The model is deployed in a Hugging Face Space:

- **Demo Space:** [https://huggingface.co/spaces/twincar-group2/twincar-demo](https://huggingface.co/spaces/twincar-group2/twincar-demo)

The Space supports:

- image upload
- webcam/clipboard input
- full-image prediction
- make/model/year display
- top-k predictions
- optional YOLO crop comparison mode

The YOLO cropper is experimental and default-off.
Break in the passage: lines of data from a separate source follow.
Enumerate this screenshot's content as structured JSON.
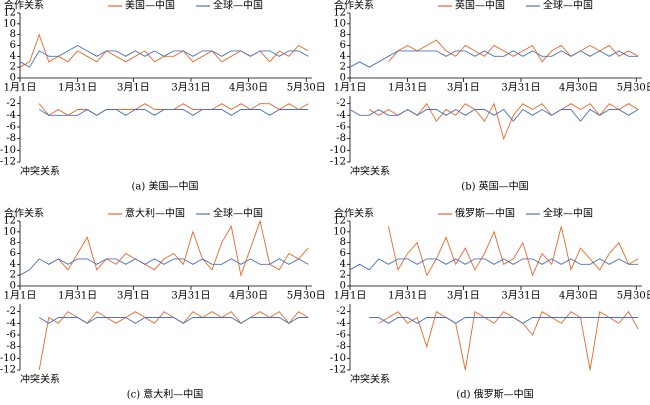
{
  "chart_data": [
    {
      "type": "line",
      "caption": "(a) 美国—中国",
      "x": [
        0,
        5,
        10,
        15,
        20,
        25,
        30,
        35,
        40,
        45,
        50,
        55,
        60,
        65,
        70,
        75,
        80,
        85,
        90,
        95,
        100,
        105,
        110,
        115,
        120,
        125,
        130,
        135,
        140,
        145,
        150
      ],
      "xlim": [
        0,
        152
      ],
      "xticks": [
        {
          "value": 0,
          "label": "1月1日"
        },
        {
          "value": 30,
          "label": "1月31日"
        },
        {
          "value": 59,
          "label": "3月1日"
        },
        {
          "value": 89,
          "label": "3月31日"
        },
        {
          "value": 119,
          "label": "4月30日"
        },
        {
          "value": 149,
          "label": "5月30日"
        }
      ],
      "cooperation": {
        "label": "合作关系",
        "ylim": [
          0,
          12
        ],
        "yticks": [
          0,
          2,
          4,
          6,
          8,
          10,
          12
        ],
        "series": [
          {
            "name": "美国—中国",
            "color": "#e8692a",
            "values": [
              2,
              3,
              8,
              3,
              4,
              3,
              5,
              4,
              3,
              5,
              4,
              3,
              4,
              5,
              3,
              4,
              4,
              5,
              3,
              4,
              5,
              3,
              4,
              5,
              4,
              5,
              3,
              5,
              4,
              6,
              5
            ]
          },
          {
            "name": "全球—中国",
            "color": "#4a72b8",
            "values": [
              3,
              2,
              5,
              4,
              4,
              5,
              6,
              5,
              4,
              5,
              5,
              4,
              5,
              4,
              5,
              4,
              5,
              5,
              4,
              5,
              5,
              4,
              5,
              5,
              4,
              5,
              5,
              4,
              5,
              5,
              4
            ]
          }
        ]
      },
      "conflict": {
        "label": "冲突关系",
        "ylim": [
          -12,
          0
        ],
        "yticks": [
          -2,
          -4,
          -6,
          -8,
          -10,
          -12
        ],
        "series": [
          {
            "color": "#e8692a",
            "values": [
              null,
              null,
              -2,
              -4,
              -3,
              -4,
              -3,
              -3,
              -4,
              -3,
              -3,
              -3,
              -3,
              -2,
              -3,
              -3,
              -3,
              -2,
              -3,
              -3,
              -3,
              -2,
              -3,
              -2,
              -3,
              -2,
              -2,
              -3,
              -2,
              -3,
              -2
            ]
          },
          {
            "color": "#4a72b8",
            "values": [
              null,
              null,
              -3,
              -4,
              -4,
              -4,
              -4,
              -3,
              -4,
              -3,
              -3,
              -4,
              -3,
              -3,
              -4,
              -3,
              -3,
              -3,
              -4,
              -3,
              -3,
              -3,
              -4,
              -3,
              -3,
              -3,
              -4,
              -3,
              -3,
              -3,
              -3
            ]
          }
        ]
      }
    },
    {
      "type": "line",
      "caption": "(b) 英国—中国",
      "x": [
        0,
        5,
        10,
        15,
        20,
        25,
        30,
        35,
        40,
        45,
        50,
        55,
        60,
        65,
        70,
        75,
        80,
        85,
        90,
        95,
        100,
        105,
        110,
        115,
        120,
        125,
        130,
        135,
        140,
        145,
        150
      ],
      "xlim": [
        0,
        152
      ],
      "xticks": [
        {
          "value": 0,
          "label": "1月1日"
        },
        {
          "value": 30,
          "label": "1月31日"
        },
        {
          "value": 59,
          "label": "3月1日"
        },
        {
          "value": 89,
          "label": "3月31日"
        },
        {
          "value": 119,
          "label": "4月30日"
        },
        {
          "value": 149,
          "label": "5月30日"
        }
      ],
      "cooperation": {
        "label": "合作关系",
        "ylim": [
          0,
          12
        ],
        "yticks": [
          0,
          2,
          4,
          6,
          8,
          10,
          12
        ],
        "series": [
          {
            "name": "英国—中国",
            "color": "#e8692a",
            "values": [
              null,
              null,
              null,
              null,
              3,
              5,
              6,
              5,
              6,
              7,
              5,
              4,
              6,
              5,
              4,
              6,
              5,
              4,
              5,
              6,
              3,
              5,
              6,
              4,
              5,
              6,
              5,
              6,
              4,
              5,
              4
            ]
          },
          {
            "name": "全球—中国",
            "color": "#4a72b8",
            "values": [
              2,
              3,
              2,
              3,
              4,
              5,
              5,
              5,
              5,
              5,
              4,
              5,
              5,
              4,
              5,
              4,
              4,
              5,
              4,
              5,
              4,
              4,
              5,
              4,
              5,
              4,
              5,
              4,
              5,
              4,
              4
            ]
          }
        ]
      },
      "conflict": {
        "label": "冲突关系",
        "ylim": [
          -12,
          0
        ],
        "yticks": [
          -2,
          -4,
          -6,
          -8,
          -10,
          -12
        ],
        "series": [
          {
            "color": "#e8692a",
            "values": [
              null,
              null,
              -3,
              -4,
              -3,
              -4,
              -3,
              -4,
              -2,
              -5,
              -3,
              -4,
              -2,
              -3,
              -5,
              -2,
              -8,
              -4,
              -2,
              -3,
              -2,
              -4,
              -3,
              -2,
              -3,
              -2,
              -4,
              -2,
              -3,
              -2,
              -3
            ]
          },
          {
            "color": "#4a72b8",
            "values": [
              -3,
              -4,
              -4,
              -3,
              -4,
              -4,
              -3,
              -4,
              -3,
              -3,
              -4,
              -3,
              -4,
              -3,
              -3,
              -4,
              -3,
              -5,
              -3,
              -4,
              -3,
              -4,
              -3,
              -3,
              -5,
              -3,
              -4,
              -3,
              -3,
              -4,
              -3
            ]
          }
        ]
      }
    },
    {
      "type": "line",
      "caption": "(c) 意大利—中国",
      "x": [
        0,
        5,
        10,
        15,
        20,
        25,
        30,
        35,
        40,
        45,
        50,
        55,
        60,
        65,
        70,
        75,
        80,
        85,
        90,
        95,
        100,
        105,
        110,
        115,
        120,
        125,
        130,
        135,
        140,
        145,
        150
      ],
      "xlim": [
        0,
        152
      ],
      "xticks": [
        {
          "value": 0,
          "label": "1月1日"
        },
        {
          "value": 30,
          "label": "1月31日"
        },
        {
          "value": 59,
          "label": "3月1日"
        },
        {
          "value": 89,
          "label": "3月31日"
        },
        {
          "value": 119,
          "label": "4月30日"
        },
        {
          "value": 149,
          "label": "5月30日"
        }
      ],
      "cooperation": {
        "label": "合作关系",
        "ylim": [
          0,
          12
        ],
        "yticks": [
          0,
          2,
          4,
          6,
          8,
          10,
          12
        ],
        "series": [
          {
            "name": "意大利—中国",
            "color": "#e8692a",
            "values": [
              null,
              null,
              null,
              4,
              5,
              3,
              6,
              9,
              3,
              5,
              4,
              6,
              5,
              4,
              3,
              5,
              6,
              4,
              10,
              5,
              3,
              8,
              11,
              2,
              7,
              12,
              4,
              3,
              6,
              5,
              7
            ]
          },
          {
            "name": "全球—中国",
            "color": "#4a72b8",
            "values": [
              2,
              3,
              5,
              4,
              5,
              4,
              5,
              5,
              4,
              5,
              5,
              4,
              5,
              4,
              5,
              4,
              5,
              5,
              4,
              5,
              4,
              4,
              5,
              4,
              5,
              4,
              4,
              5,
              4,
              5,
              4
            ]
          }
        ]
      },
      "conflict": {
        "label": "冲突关系",
        "ylim": [
          -12,
          0
        ],
        "yticks": [
          -2,
          -4,
          -6,
          -8,
          -10,
          -12
        ],
        "series": [
          {
            "color": "#e8692a",
            "values": [
              null,
              null,
              -12,
              -3,
              -4,
              -2,
              -3,
              -4,
              -2,
              -3,
              -4,
              -3,
              -2,
              -3,
              -4,
              -2,
              -3,
              -4,
              -2,
              -3,
              -2,
              -3,
              -2,
              -4,
              -3,
              -2,
              -3,
              -2,
              -4,
              -2,
              -3
            ]
          },
          {
            "color": "#4a72b8",
            "values": [
              null,
              null,
              -3,
              -4,
              -3,
              -3,
              -3,
              -4,
              -3,
              -3,
              -3,
              -3,
              -4,
              -3,
              -3,
              -3,
              -3,
              -4,
              -3,
              -3,
              -3,
              -3,
              -3,
              -4,
              -3,
              -3,
              -3,
              -3,
              -4,
              -3,
              -3
            ]
          }
        ]
      }
    },
    {
      "type": "line",
      "caption": "(d) 俄罗斯—中国",
      "x": [
        0,
        5,
        10,
        15,
        20,
        25,
        30,
        35,
        40,
        45,
        50,
        55,
        60,
        65,
        70,
        75,
        80,
        85,
        90,
        95,
        100,
        105,
        110,
        115,
        120,
        125,
        130,
        135,
        140,
        145,
        150
      ],
      "xlim": [
        0,
        152
      ],
      "xticks": [
        {
          "value": 0,
          "label": "1月1日"
        },
        {
          "value": 30,
          "label": "1月31日"
        },
        {
          "value": 59,
          "label": "3月1日"
        },
        {
          "value": 89,
          "label": "3月31日"
        },
        {
          "value": 119,
          "label": "4月30日"
        },
        {
          "value": 149,
          "label": "5月30日"
        }
      ],
      "cooperation": {
        "label": "合作关系",
        "ylim": [
          0,
          12
        ],
        "yticks": [
          0,
          2,
          4,
          6,
          8,
          10,
          12
        ],
        "series": [
          {
            "name": "俄罗斯—中国",
            "color": "#e8692a",
            "values": [
              null,
              null,
              null,
              null,
              11,
              3,
              6,
              8,
              2,
              5,
              9,
              4,
              7,
              3,
              6,
              10,
              4,
              5,
              8,
              2,
              6,
              4,
              11,
              3,
              7,
              5,
              3,
              6,
              8,
              4,
              5
            ]
          },
          {
            "name": "全球—中国",
            "color": "#4a72b8",
            "values": [
              3,
              4,
              3,
              5,
              4,
              5,
              5,
              4,
              5,
              5,
              4,
              5,
              4,
              5,
              5,
              4,
              5,
              4,
              5,
              5,
              4,
              5,
              4,
              5,
              4,
              4,
              5,
              4,
              5,
              4,
              4
            ]
          }
        ]
      },
      "conflict": {
        "label": "冲突关系",
        "ylim": [
          -12,
          0
        ],
        "yticks": [
          -2,
          -4,
          -6,
          -8,
          -10,
          -12
        ],
        "series": [
          {
            "color": "#e8692a",
            "values": [
              null,
              null,
              null,
              -4,
              -3,
              -2,
              -4,
              -3,
              -8,
              -2,
              -3,
              -4,
              -12,
              -2,
              -3,
              -4,
              -2,
              -3,
              -4,
              -6,
              -2,
              -3,
              -4,
              -2,
              -3,
              -12,
              -2,
              -3,
              -4,
              -2,
              -5
            ]
          },
          {
            "color": "#4a72b8",
            "values": [
              null,
              null,
              -3,
              -3,
              -4,
              -3,
              -3,
              -4,
              -3,
              -3,
              -3,
              -4,
              -3,
              -3,
              -3,
              -3,
              -3,
              -3,
              -4,
              -3,
              -3,
              -3,
              -3,
              -3,
              -3,
              -3,
              -3,
              -3,
              -3,
              -3,
              -3
            ]
          }
        ]
      }
    }
  ]
}
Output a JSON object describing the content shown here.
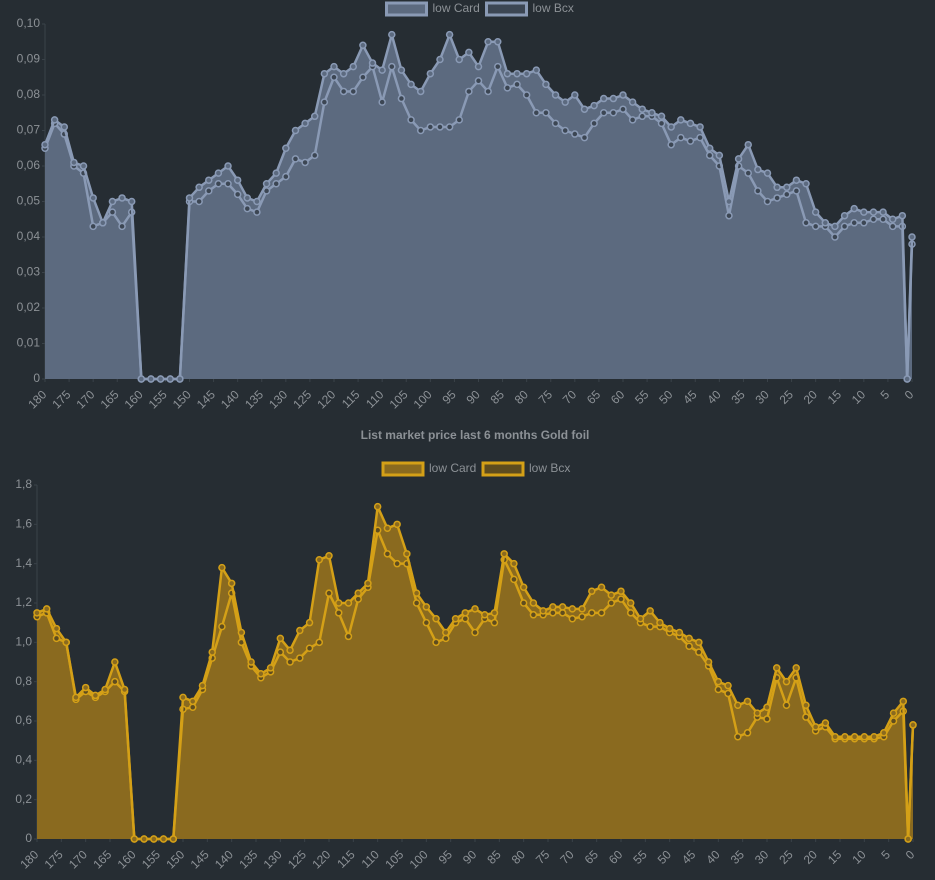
{
  "chart_data": [
    {
      "type": "line",
      "x": [
        180,
        178,
        176,
        174,
        172,
        170,
        168,
        166,
        164,
        162,
        160,
        158,
        156,
        154,
        152,
        150,
        148,
        146,
        144,
        142,
        140,
        138,
        136,
        134,
        132,
        130,
        128,
        126,
        124,
        122,
        120,
        118,
        116,
        114,
        112,
        110,
        108,
        106,
        104,
        102,
        100,
        98,
        96,
        94,
        92,
        90,
        88,
        86,
        84,
        82,
        80,
        78,
        76,
        74,
        72,
        70,
        68,
        66,
        64,
        62,
        60,
        58,
        56,
        54,
        52,
        50,
        48,
        46,
        44,
        42,
        40,
        38,
        36,
        34,
        32,
        30,
        28,
        26,
        24,
        22,
        20,
        18,
        16,
        14,
        12,
        10,
        8,
        6,
        4,
        2,
        1,
        0
      ],
      "series": [
        {
          "name": "low Card",
          "color": "#8a9ab5",
          "fill": "#5c6a7f",
          "values": [
            0.066,
            0.073,
            0.071,
            0.061,
            0.06,
            0.051,
            0.044,
            0.05,
            0.051,
            0.05,
            0,
            0,
            0,
            0,
            0,
            0.051,
            0.054,
            0.056,
            0.058,
            0.06,
            0.056,
            0.051,
            0.05,
            0.055,
            0.058,
            0.065,
            0.07,
            0.072,
            0.074,
            0.086,
            0.088,
            0.086,
            0.088,
            0.094,
            0.089,
            0.087,
            0.097,
            0.087,
            0.083,
            0.081,
            0.086,
            0.09,
            0.097,
            0.09,
            0.092,
            0.088,
            0.095,
            0.095,
            0.086,
            0.086,
            0.086,
            0.087,
            0.083,
            0.08,
            0.078,
            0.08,
            0.076,
            0.077,
            0.079,
            0.079,
            0.08,
            0.078,
            0.076,
            0.075,
            0.074,
            0.071,
            0.073,
            0.072,
            0.071,
            0.065,
            0.063,
            0.05,
            0.062,
            0.066,
            0.059,
            0.058,
            0.054,
            0.054,
            0.056,
            0.055,
            0.047,
            0.044,
            0.043,
            0.046,
            0.048,
            0.047,
            0.047,
            0.047,
            0.045,
            0.046,
            0,
            0.04
          ]
        },
        {
          "name": "low Bcx",
          "color": "#8a9ab5",
          "fill": "#3c4653",
          "values": [
            0.065,
            0.072,
            0.069,
            0.06,
            0.058,
            0.043,
            0.044,
            0.047,
            0.043,
            0.047,
            0,
            0,
            0,
            0,
            0,
            0.05,
            0.05,
            0.053,
            0.055,
            0.055,
            0.052,
            0.048,
            0.047,
            0.053,
            0.055,
            0.057,
            0.062,
            0.061,
            0.063,
            0.078,
            0.085,
            0.081,
            0.081,
            0.085,
            0.088,
            0.078,
            0.088,
            0.079,
            0.073,
            0.07,
            0.071,
            0.071,
            0.071,
            0.073,
            0.081,
            0.084,
            0.081,
            0.088,
            0.082,
            0.083,
            0.08,
            0.075,
            0.075,
            0.072,
            0.07,
            0.069,
            0.068,
            0.072,
            0.075,
            0.075,
            0.076,
            0.073,
            0.074,
            0.074,
            0.072,
            0.066,
            0.068,
            0.067,
            0.068,
            0.063,
            0.06,
            0.046,
            0.06,
            0.058,
            0.053,
            0.05,
            0.051,
            0.052,
            0.053,
            0.044,
            0.043,
            0.043,
            0.04,
            0.043,
            0.044,
            0.044,
            0.045,
            0.045,
            0.043,
            0.043,
            0,
            0.038
          ]
        }
      ],
      "xlim": [
        180,
        0
      ],
      "xticks": [
        180,
        175,
        170,
        165,
        160,
        155,
        150,
        145,
        140,
        135,
        130,
        125,
        120,
        115,
        110,
        105,
        100,
        95,
        90,
        85,
        80,
        75,
        70,
        65,
        60,
        55,
        50,
        45,
        40,
        35,
        30,
        25,
        20,
        15,
        10,
        5,
        0
      ],
      "ylim": [
        0,
        0.1
      ],
      "yticks": [
        0,
        {
          "value": 0.01,
          "label": "0,01"
        },
        {
          "value": 0.02,
          "label": "0,02"
        },
        {
          "value": 0.03,
          "label": "0,03"
        },
        {
          "value": 0.04,
          "label": "0,04"
        },
        {
          "value": 0.05,
          "label": "0,05"
        },
        {
          "value": 0.06,
          "label": "0,06"
        },
        {
          "value": 0.07,
          "label": "0,07"
        },
        {
          "value": 0.08,
          "label": "0,08"
        },
        {
          "value": 0.09,
          "label": "0,09"
        },
        {
          "value": 0.1,
          "label": "0,10"
        }
      ],
      "legend": "top"
    },
    {
      "type": "line",
      "title": "List market price last 6 months Gold foil",
      "x": [
        180,
        178,
        176,
        174,
        172,
        170,
        168,
        166,
        164,
        162,
        160,
        158,
        156,
        154,
        152,
        150,
        148,
        146,
        144,
        142,
        140,
        138,
        136,
        134,
        132,
        130,
        128,
        126,
        124,
        122,
        120,
        118,
        116,
        114,
        112,
        110,
        108,
        106,
        104,
        102,
        100,
        98,
        96,
        94,
        92,
        90,
        88,
        86,
        84,
        82,
        80,
        78,
        76,
        74,
        72,
        70,
        68,
        66,
        64,
        62,
        60,
        58,
        56,
        54,
        52,
        50,
        48,
        46,
        44,
        42,
        40,
        38,
        36,
        34,
        32,
        30,
        28,
        26,
        24,
        22,
        20,
        18,
        16,
        14,
        12,
        10,
        8,
        6,
        4,
        2,
        1,
        0
      ],
      "series": [
        {
          "name": "low Card",
          "color": "#d4a017",
          "fill": "#8a6a1f",
          "values": [
            1.15,
            1.17,
            1.07,
            1.0,
            0.72,
            0.77,
            0.73,
            0.76,
            0.9,
            0.76,
            0,
            0,
            0,
            0,
            0,
            0.72,
            0.7,
            0.78,
            0.95,
            1.38,
            1.3,
            1.05,
            0.9,
            0.84,
            0.87,
            1.02,
            0.96,
            1.06,
            1.1,
            1.42,
            1.44,
            1.2,
            1.2,
            1.25,
            1.3,
            1.69,
            1.58,
            1.6,
            1.45,
            1.25,
            1.18,
            1.12,
            1.05,
            1.12,
            1.15,
            1.17,
            1.14,
            1.15,
            1.45,
            1.4,
            1.28,
            1.2,
            1.16,
            1.18,
            1.18,
            1.17,
            1.17,
            1.26,
            1.28,
            1.24,
            1.26,
            1.2,
            1.12,
            1.16,
            1.1,
            1.07,
            1.05,
            1.02,
            1.0,
            0.9,
            0.8,
            0.78,
            0.68,
            0.7,
            0.64,
            0.67,
            0.87,
            0.8,
            0.87,
            0.68,
            0.57,
            0.59,
            0.52,
            0.52,
            0.52,
            0.52,
            0.52,
            0.54,
            0.64,
            0.7,
            0,
            0.58
          ]
        },
        {
          "name": "low Bcx",
          "color": "#d4a017",
          "fill": "#5e4c1f",
          "values": [
            1.13,
            1.15,
            1.02,
            1.0,
            0.71,
            0.75,
            0.72,
            0.75,
            0.8,
            0.75,
            0,
            0,
            0,
            0,
            0,
            0.66,
            0.67,
            0.76,
            0.92,
            1.08,
            1.25,
            1.0,
            0.88,
            0.82,
            0.85,
            0.95,
            0.9,
            0.92,
            0.97,
            1.0,
            1.25,
            1.15,
            1.03,
            1.22,
            1.28,
            1.57,
            1.45,
            1.4,
            1.4,
            1.2,
            1.1,
            1.0,
            1.02,
            1.1,
            1.12,
            1.05,
            1.12,
            1.1,
            1.42,
            1.32,
            1.2,
            1.14,
            1.14,
            1.15,
            1.15,
            1.12,
            1.13,
            1.15,
            1.15,
            1.2,
            1.22,
            1.15,
            1.1,
            1.08,
            1.08,
            1.05,
            1.03,
            0.98,
            0.95,
            0.88,
            0.76,
            0.74,
            0.52,
            0.54,
            0.62,
            0.61,
            0.82,
            0.68,
            0.82,
            0.62,
            0.55,
            0.57,
            0.51,
            0.51,
            0.51,
            0.51,
            0.51,
            0.52,
            0.6,
            0.65,
            0,
            0.58
          ]
        }
      ],
      "xlim": [
        180,
        0
      ],
      "xticks": [
        180,
        175,
        170,
        165,
        160,
        155,
        150,
        145,
        140,
        135,
        130,
        125,
        120,
        115,
        110,
        105,
        100,
        95,
        90,
        85,
        80,
        75,
        70,
        65,
        60,
        55,
        50,
        45,
        40,
        35,
        30,
        25,
        20,
        15,
        10,
        5,
        0
      ],
      "ylim": [
        0,
        1.8
      ],
      "yticks": [
        0,
        {
          "value": 0.2,
          "label": "0,2"
        },
        {
          "value": 0.4,
          "label": "0,4"
        },
        {
          "value": 0.6,
          "label": "0,6"
        },
        {
          "value": 0.8,
          "label": "0,8"
        },
        {
          "value": 1,
          "label": "1,0"
        },
        {
          "value": 1.2,
          "label": "1,2"
        },
        {
          "value": 1.4,
          "label": "1,4"
        },
        {
          "value": 1.6,
          "label": "1,6"
        },
        {
          "value": 1.8,
          "label": "1,8"
        }
      ],
      "legend": "top"
    }
  ]
}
The official prediction remains the full-image EfficientNet-B3 prediction.

## API and code

Project repository:

- **GitHub:** [https://github.com/Hristijan-kiko/twincar](https://github.com/Hristijan-kiko/twincar)

The GitHub repo includes:

- reusable Python package
- FastAPI inference endpoint
- Gradio demo app
- batch prediction script
- training and evaluation scripts
- robust evaluation reports
- CI with linting and tests

## W&B

Training and experiment tracking:

- **W&B project:** [https://wandb.ai/hzlatevskii-brainster-data-science-academy/twincar](https://wandb.ai/hzlatevskii-brainster-data-science-academy/twincar)

## Intended use

This model is intended for educational and prototype-level vehicle recognition experiments, especially make/model classification from car images similar to Stanford Cars.

Appropriate uses:

- fine-grained vehicle make/model recognition demo
- model comparison and robustness analysis
- prototype vehicle inspection workflow
- academic/academy project demonstration

Data note: weights are trained on the Stanford Cars dataset (research/educational use); the MIT license covers the project code. 
Use of the weights should respect the Stanford Cars dataset terms.

## Limitations

- The final model is trained on Stanford Cars, not on real drone/robot production footage.
- CompCars showed a strong domain gap and was not blindly merged into final training.
- True top-down drone views remain out-of-distribution.
- Robustness tests use controlled synthetic perturbations, not full real-world field validation.
- Year is derived from the fine-grained class label metadata, not learned as an independent year model.
- The system assumes the uploaded image contains a vehicle.
- Strong non-car/out-of-distribution rejection is not implemented yet.
- Similar models and years can be confused because fine-grained vehicle classification often depends on subtle visual details.

## Future work

- Build a verified Stanford Cars ↔ CompCars alias map.
- Fine-tune on a controlled CompCars surveillance subset.
- Add real production/drone/robot images for target-domain validation.
- Add non-car/out-of-distribution rejection.
- Add detector-assisted preprocessing as a validated default only if it improves real metrics.
- Explore multi-head prediction for make/model/year if independent outputs become necessary.